SD Le persone sono trattate come se fossero i simboli di un luogo. Non mi interessava dare altri riferimenti. A differenza del mio precedente lavoro “Hotel immagine”, in “Varco Appennino” non c’è una motivazione giornalistica alla base. È un lavoro di esplorazione, un documentario. È in quest’ottica che ho ritratto le persone conosciute durante i viaggi: chi è non è mai andato via, chi ha preso la decisione di tornare dopo la pensione, chi lo ha fatto per aprire un’attività. Gli uomini e le donne diventano un simbolo dei luoghi. “Varco Appennino” raccoglie fotografie immediate: hanno una chiave di lettura che arriva anche a chi non è un esperto di linguaggio fotografico. Percepisci subito l’atmosfera dei luoghi, il loro silenzio.

Aquilonia (AV), novembre 2018 © Simone Donati

A quale foto è più legato?
SD Sono i due ragazzi che si abbracciano. È stata una delle ultime foto che ho scattato, a Campolieto in provincia di Campobasso in Molise, e aveva il sapore della fine del progetto. Comunica anche speranza, per questo è tra le immagini che concludono il libro: le due persone, lei piemontese e lui molisano, dopo avere vissuto fuori dalla Regione sono tornate per aprire un’azienda biologica. Un’altra immagine fortemente simbolica è la scultura dell’Italia divisa in due tra Nord e Sud. La trovo una rappresentazione calzante della condizione del Paese. Ha diversi livelli di significato e non racconta tutto subito.
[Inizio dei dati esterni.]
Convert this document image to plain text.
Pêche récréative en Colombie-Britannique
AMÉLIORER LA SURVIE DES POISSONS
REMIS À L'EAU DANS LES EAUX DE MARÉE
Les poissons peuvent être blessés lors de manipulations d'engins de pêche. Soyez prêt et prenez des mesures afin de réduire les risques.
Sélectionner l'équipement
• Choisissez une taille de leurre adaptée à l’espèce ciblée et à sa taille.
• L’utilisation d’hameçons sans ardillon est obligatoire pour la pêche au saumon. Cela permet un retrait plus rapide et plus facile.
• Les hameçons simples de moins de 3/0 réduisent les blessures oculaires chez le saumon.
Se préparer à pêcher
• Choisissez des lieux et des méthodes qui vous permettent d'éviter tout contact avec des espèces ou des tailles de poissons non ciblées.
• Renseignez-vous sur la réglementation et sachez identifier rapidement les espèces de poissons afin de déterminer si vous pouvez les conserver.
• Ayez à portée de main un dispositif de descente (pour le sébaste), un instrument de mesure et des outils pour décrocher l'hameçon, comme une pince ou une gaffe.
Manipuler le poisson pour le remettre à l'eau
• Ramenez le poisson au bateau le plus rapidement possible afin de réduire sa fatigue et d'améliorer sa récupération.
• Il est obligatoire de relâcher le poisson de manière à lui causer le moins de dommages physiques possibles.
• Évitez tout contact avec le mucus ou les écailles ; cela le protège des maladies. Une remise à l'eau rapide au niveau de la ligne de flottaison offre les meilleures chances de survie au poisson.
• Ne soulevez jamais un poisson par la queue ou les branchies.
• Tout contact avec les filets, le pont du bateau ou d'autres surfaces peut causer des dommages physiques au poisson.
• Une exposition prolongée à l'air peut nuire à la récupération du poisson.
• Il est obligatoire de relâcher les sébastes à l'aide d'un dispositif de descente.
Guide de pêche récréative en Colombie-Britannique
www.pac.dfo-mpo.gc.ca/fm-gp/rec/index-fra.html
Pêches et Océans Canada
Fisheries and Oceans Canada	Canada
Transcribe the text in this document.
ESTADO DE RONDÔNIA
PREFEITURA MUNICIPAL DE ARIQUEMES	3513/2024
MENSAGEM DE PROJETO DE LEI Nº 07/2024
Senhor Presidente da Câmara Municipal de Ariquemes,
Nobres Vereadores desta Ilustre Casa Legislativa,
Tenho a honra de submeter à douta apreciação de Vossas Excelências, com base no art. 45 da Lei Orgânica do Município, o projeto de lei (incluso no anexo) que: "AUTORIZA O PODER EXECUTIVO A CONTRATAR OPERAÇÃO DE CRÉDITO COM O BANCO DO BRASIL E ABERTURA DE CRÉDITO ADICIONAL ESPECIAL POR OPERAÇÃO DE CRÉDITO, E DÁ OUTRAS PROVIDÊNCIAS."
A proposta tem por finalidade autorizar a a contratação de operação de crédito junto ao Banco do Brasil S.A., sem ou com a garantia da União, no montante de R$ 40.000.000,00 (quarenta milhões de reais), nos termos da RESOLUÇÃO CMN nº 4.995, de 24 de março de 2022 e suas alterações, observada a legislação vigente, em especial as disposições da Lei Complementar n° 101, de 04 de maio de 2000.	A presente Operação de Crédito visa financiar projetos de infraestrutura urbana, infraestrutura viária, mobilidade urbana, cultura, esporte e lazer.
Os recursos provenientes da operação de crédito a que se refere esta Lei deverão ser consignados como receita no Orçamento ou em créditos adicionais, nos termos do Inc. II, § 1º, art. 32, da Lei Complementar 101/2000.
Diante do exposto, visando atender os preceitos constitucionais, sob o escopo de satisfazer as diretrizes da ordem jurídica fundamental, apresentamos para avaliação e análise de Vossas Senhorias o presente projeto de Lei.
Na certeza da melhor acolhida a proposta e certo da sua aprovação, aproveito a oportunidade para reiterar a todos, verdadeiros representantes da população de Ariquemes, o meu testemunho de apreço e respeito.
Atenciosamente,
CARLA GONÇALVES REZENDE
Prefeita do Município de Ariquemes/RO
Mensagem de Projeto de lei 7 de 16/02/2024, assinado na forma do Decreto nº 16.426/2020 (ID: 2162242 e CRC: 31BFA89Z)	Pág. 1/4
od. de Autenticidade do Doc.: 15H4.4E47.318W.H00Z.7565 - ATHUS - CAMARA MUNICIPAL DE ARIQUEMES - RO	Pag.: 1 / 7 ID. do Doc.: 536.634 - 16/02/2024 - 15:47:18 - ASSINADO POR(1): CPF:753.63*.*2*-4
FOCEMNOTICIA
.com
Pescopennataro (IS), aprile 2019 © Simone Donati

Accanto alle immagini, sono presenti le parole del poeta Franco Arminio.
SD Insieme alle curatrice del libro Fiorenza Pinna, abbiamo deciso di unire alle foto le parole del poeta e paesologo irpino. Abbiamo pensato al “Vocabolario appenninico” che fa parte di un suo libro pubblicato anni fa. Con Arminio siamo accumunati da uno stesso modo di procedere, io con le immagini e lui con le parole: anche Arminio ha raccontato le aree interne e ha conosciuto come me chi le vive nei bar, nei ristoranti, in strada. Il suo vocabolario arricchisce le foto non in un modo didascalico ma narrativo. Aggiunge una chiave di lettura.

Andrea, Guardiaregia (CB), marzo 2020 © Simone Donati

TerraProject è un collettivo di fotografi fondato nel 2006 e specializzato su tematiche politiche, sociali e ambientali in Italia. Che cosa permette di ottenere questo approccio?
SD Negli ultimi anni in Europa l’esperienza dei collettivi fotografici si è rafforzata. La nostra chiave è realizzare progetti di gruppo dove annulliamo la presenza dei singoli. L’autore diventa uno solo, appunto il collettivo, e questo è evidente anche nei momenti delle esposizioni quando attribuiamo tutte le foto al gruppo. Questo modo di procedere permette di mitigare le differenze personali ma anche di rafforzare il lavoro di ognuno per raggiungere lo stesso obiettivo.